La tête dans le sable

Michael-Henri Lambert, La Vie d’ici, Shipshaw, octobre 2020

Les bleuets ça n’existent pas, ça n’a jamais existé! Les producteurs qui cultivent ces prétendus « bleuets » travaillent en réalité pour un groupe secret international de multimilliardaires satanistes dirigé par Bill Gates. D’ailleurs Bill Gates était auparavant un cultivateur de bleuets, c’est eux qui l’ont mis là. L’objectif de ce groupe est de forcer toute la population à avaler des puces électroniques en mangeant des bleuets et contrôler le système digestif de toute l’humanité pour causer des brûlures d’estomac et ainsi contrôler notre alimentation et causer des cancer chez les individus qui doivent être éliminés.

Faîtes vos recherches!

Mon premier paragraphe vous semble délirant? Tant mieux, vous faîtes parti du 82% de la population canadienne qui n’adhère pas aux théories du complot.

Selon une étude menée par l’Université de Sherbrooke et publiée à la mi-septembre, près de 18% des Canadiens adhèrent aux théories du complot.

Et par « théories du complot », on ne parle pas de ceux qui croient que le but d’Alain Côté était bon, on parle de ceux qui croient que le coronavirus a été créé en laboratoire pour que, lorsque les gens se feront vacciner, une puce électronique soit implantée dans leur corps pour les contrôler.

Si j’en fais une chronique aujourd’hui, c’est que je suis préoccupé. J’ai peur certains jours.

Ça m’angoisse de lire sur les réseaux sociaux les commentaires virulents et complètement hallucinés de ceux qui croient à un complot mondial, que le gouvernement a créé un virus pour jeter la démocratie aux poubelles et installer un état policier. Ben voyons don’!

Le gouvernement a de la misère à demander aux gens de se laver les mains avant d’aller chez Maxi et on devrait craindre un état totalitaire? Pas sûr.

Et de l’autre côté, si quelqu’un croit dur comme fer que nos libertés sont sur le point d’être retirées et que le mieux que cet individu trouve à faire est d’aller manifester devant le parlement pour le droit de ne pas porter un masque.

Et c’est aussi cela qui me fait peur : de quoi est capable quelqu’un convaincu d’être sur le point de perdre ses libertés?

Certaines vérités sont si évidentes qu’il est plus intéressant de se mettre la tête dans la sable bien profondément que de regarder la vérité en face.

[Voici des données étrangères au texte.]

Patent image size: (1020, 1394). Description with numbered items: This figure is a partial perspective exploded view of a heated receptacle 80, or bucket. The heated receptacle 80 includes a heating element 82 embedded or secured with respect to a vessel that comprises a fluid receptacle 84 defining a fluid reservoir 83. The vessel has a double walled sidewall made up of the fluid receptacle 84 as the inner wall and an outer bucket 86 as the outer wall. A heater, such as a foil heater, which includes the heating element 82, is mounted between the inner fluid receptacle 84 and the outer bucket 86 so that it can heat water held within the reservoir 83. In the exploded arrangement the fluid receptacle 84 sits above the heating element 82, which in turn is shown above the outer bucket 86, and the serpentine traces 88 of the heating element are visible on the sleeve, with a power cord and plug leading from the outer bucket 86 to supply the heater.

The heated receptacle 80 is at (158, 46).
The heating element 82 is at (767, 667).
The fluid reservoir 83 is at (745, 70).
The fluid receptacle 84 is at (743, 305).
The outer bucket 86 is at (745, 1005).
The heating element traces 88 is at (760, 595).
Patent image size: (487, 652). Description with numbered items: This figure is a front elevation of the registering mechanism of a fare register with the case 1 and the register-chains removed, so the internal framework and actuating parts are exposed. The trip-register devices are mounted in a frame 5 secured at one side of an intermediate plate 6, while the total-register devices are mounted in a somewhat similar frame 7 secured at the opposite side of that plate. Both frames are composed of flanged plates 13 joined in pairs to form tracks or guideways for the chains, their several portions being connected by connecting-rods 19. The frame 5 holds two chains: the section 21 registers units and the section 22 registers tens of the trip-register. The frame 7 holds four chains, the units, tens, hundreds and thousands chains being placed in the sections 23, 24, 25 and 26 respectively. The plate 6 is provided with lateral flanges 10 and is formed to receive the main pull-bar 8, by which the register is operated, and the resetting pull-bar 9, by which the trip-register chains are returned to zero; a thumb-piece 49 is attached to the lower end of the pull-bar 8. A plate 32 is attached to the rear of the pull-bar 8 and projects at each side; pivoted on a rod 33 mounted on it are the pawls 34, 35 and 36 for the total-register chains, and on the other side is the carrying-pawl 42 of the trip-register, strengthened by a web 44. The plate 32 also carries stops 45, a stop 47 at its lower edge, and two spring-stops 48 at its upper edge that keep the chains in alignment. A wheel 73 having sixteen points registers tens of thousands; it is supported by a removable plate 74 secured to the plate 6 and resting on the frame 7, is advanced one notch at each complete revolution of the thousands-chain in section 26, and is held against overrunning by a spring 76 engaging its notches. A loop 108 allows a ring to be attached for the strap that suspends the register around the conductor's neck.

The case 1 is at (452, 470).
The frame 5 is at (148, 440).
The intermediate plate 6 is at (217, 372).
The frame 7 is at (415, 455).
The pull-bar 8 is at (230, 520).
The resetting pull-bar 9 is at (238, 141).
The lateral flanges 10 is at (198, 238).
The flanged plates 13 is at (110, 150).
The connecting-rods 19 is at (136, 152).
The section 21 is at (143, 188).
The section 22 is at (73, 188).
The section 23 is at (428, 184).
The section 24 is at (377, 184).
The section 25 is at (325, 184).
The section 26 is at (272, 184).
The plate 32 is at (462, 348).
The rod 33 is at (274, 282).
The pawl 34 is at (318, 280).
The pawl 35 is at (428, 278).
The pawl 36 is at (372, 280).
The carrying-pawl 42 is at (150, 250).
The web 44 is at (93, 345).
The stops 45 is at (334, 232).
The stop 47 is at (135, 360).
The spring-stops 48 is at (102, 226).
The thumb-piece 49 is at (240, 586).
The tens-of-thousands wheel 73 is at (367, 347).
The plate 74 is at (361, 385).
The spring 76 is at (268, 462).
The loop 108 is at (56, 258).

La soif s’étanche en buvant de l’eau et l’ignorance se surmonte en s’informant.

La pandémie, en attisant les passions et en radicalisant une partie de la population, met en lumière des problèmes de société qui perdure. Une partie de la population n’a pas accès à l’Information, avec un I majuscule. Celle qui s’enseigne dans les écoles, qui se diffuse à la radio, se dit aux chaînes de télévision publiques et s’écrit dans les livres et les journaux.

Selon la Fondation Alphabétisation, plus de 53% des Québécois sont soient analphabètes ou éprouvent de graves difficultés de lecture. Loin de moi l’idée de penser que tous ceux qui ont de la difficulté à lire sont complotistes, mais notons que ces chiffres représentent une part importante de la population pour qui il peut être difficile de s’informer efficacement.

Précisons que je pourrais vous nommer plusieurs « complotistes » relativement bien articulés, mais je ne le ferai pas pour ne pas leur donner plus de visibilité qu’ils en méritent.

Permettez-moi de revenir aux faits : on ne parle pas d’un gouvernement qui demande de faire deux heures de méditation transcendantale chaque jour, mais seulement de porter un masque dans les lieux publics, de se laver les mains et de tousser dans son coude… parce qu’il y a une pandémie mondiale.

Mais quand même, que faire avec les complotistes? Il semblerait, à l’heure d’écrire ces lignes, que les manifestations contre les règles sanitaires n’aient pas menés à une augmentation des cas de COVID-19. Ces rassemblements narguent quand même tous ceux qui respectent volontiers les règles en place.

Ce n’est pas tellement compliqué d’arrêter ou de distribuer des amendes à ceux qui ne respectent pas les consignes, mais en punir quelques-uns risque d’en radicaliser une trôlée.

Dans l’immédiat, le choix à faire est entre le respect des consignes et la paix sociale, mais demain il faudra se demander comme société comment se fait-il que nos écoles forment des analphabètes?